空港職員は月曜日の午後12時20分頃空港の近くの村の上空で黒い点を発見、確認してみたところ広告用アドスクリーンが結ばれている水素気球であることがわかった。空港当局は航空機の運行を妨害する可能性があると判断し、午後12時30分頃気球を撃ち落として、中の水素を抜く作業をおこなった。
調査の結果、深セン力○(月へんに生きる)電子科技有限公司(Shenzhen Lisheng Electronics Co. Ltd.)の気球である事が判明し、会社が祝典のために飛ばしたものであった。市の気象台当局は同社に対しに2万元の罰金を課す事を決定した。
「気球が空港に影響を及ぼしたのはこれで2度目です。」と従業員は話しており、また前日には2つの気球が空港内区域で発見されたという。大きな事故には繋がらなかったものの、各航空会社は無駄な働力を使わされ混乱しとんだ迷惑だと話している。

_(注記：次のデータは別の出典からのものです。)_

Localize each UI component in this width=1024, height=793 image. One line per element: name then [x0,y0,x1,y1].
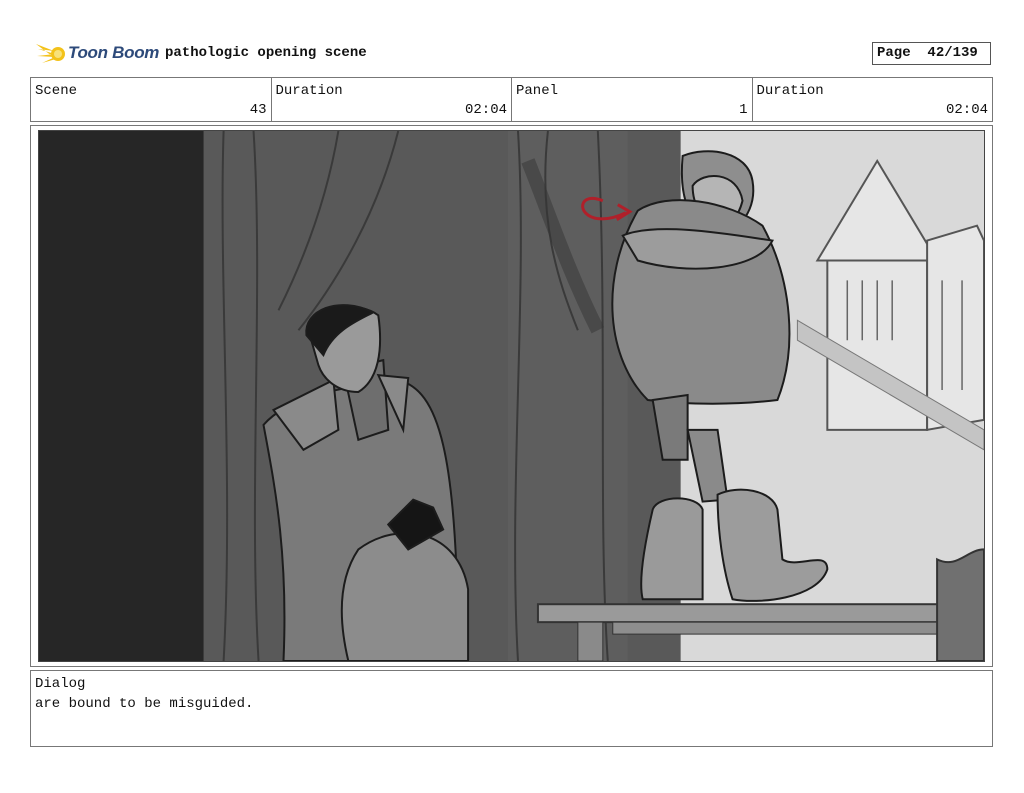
scene-duration-cell: Duration 02:04 [272,78,512,121]
scene-duration-value: 02:04 [464,102,507,118]
panel-value: 1 [739,102,748,118]
panel-cell: Panel 1 [512,78,753,121]
toon-boom-logo: Toon Boom [34,38,160,68]
dialog-label: Dialog [35,676,86,692]
panel-duration-value: 02:04 [945,102,988,118]
storyboard-sketch [39,131,984,661]
panel-duration-cell: Duration 02:04 [753,78,993,121]
scene-cell: Scene 43 [31,78,272,121]
dialog-text: are bound to be misguided. [35,696,254,712]
comet-logo-icon [36,44,65,63]
storyboard-panel-image [38,130,985,662]
dialog-box: Dialog are bound to be misguided. [30,670,993,747]
page-number: 42/139 [927,45,978,61]
page-label: Page [877,45,911,61]
scene-duration-label: Duration [275,83,343,99]
storyboard-meta-row: Scene 43 Duration 02:04 Panel 1 Duration… [30,77,993,122]
document-title: pathologic opening scene [165,45,367,61]
logo-text: Toon Boom [68,43,160,62]
panel-label: Panel [516,83,559,99]
page-indicator: Page 42/139 [872,42,991,65]
scene-label: Scene [35,83,78,99]
scene-value: 43 [249,102,267,118]
panel-duration-label: Duration [756,83,824,99]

中国では祝典の際水素気球を飛ばすことが通例となっており、多くのケースでは気象当局が気球を飛ばした者を特定することは不可能だという。通常では水素気球を1個飛ばすのに200元から300元ほどかかると同紙では伝えている。
深セン航空管理ステーションの局長、Tian Helin氏によれば、一度水素気球が放たれると民間航空機の飛行航路およそ1万から1万5000メートルの高度に達することが可能だという。
航空機は通常秒速300メートルで飛行していることから、この速度で航空機が気球と衝突たり、あるいは気球がエンジンに吸い込まれたりしたら、航空機は墜落し多くの犠牲者が出ることもあるだろうと語った。
深セン空港の安全な運営を確立するため、宝安区や龍崗区を含む深センの3分の2の地域では気球を飛ばすことが禁止されている。
市の気象台は10月1日の市民中心での国旗掲揚の最中に巨大な気球を飛ばすという政府機関による要求を9月に拒否している。
また昨年の12月には副市長である呂鋭鋒氏が国際ユニバーシアード連盟評価チームのメンバーを歓迎する祝典で100個の気球を飛ばすという同大会準備委員会の計画を中止させている。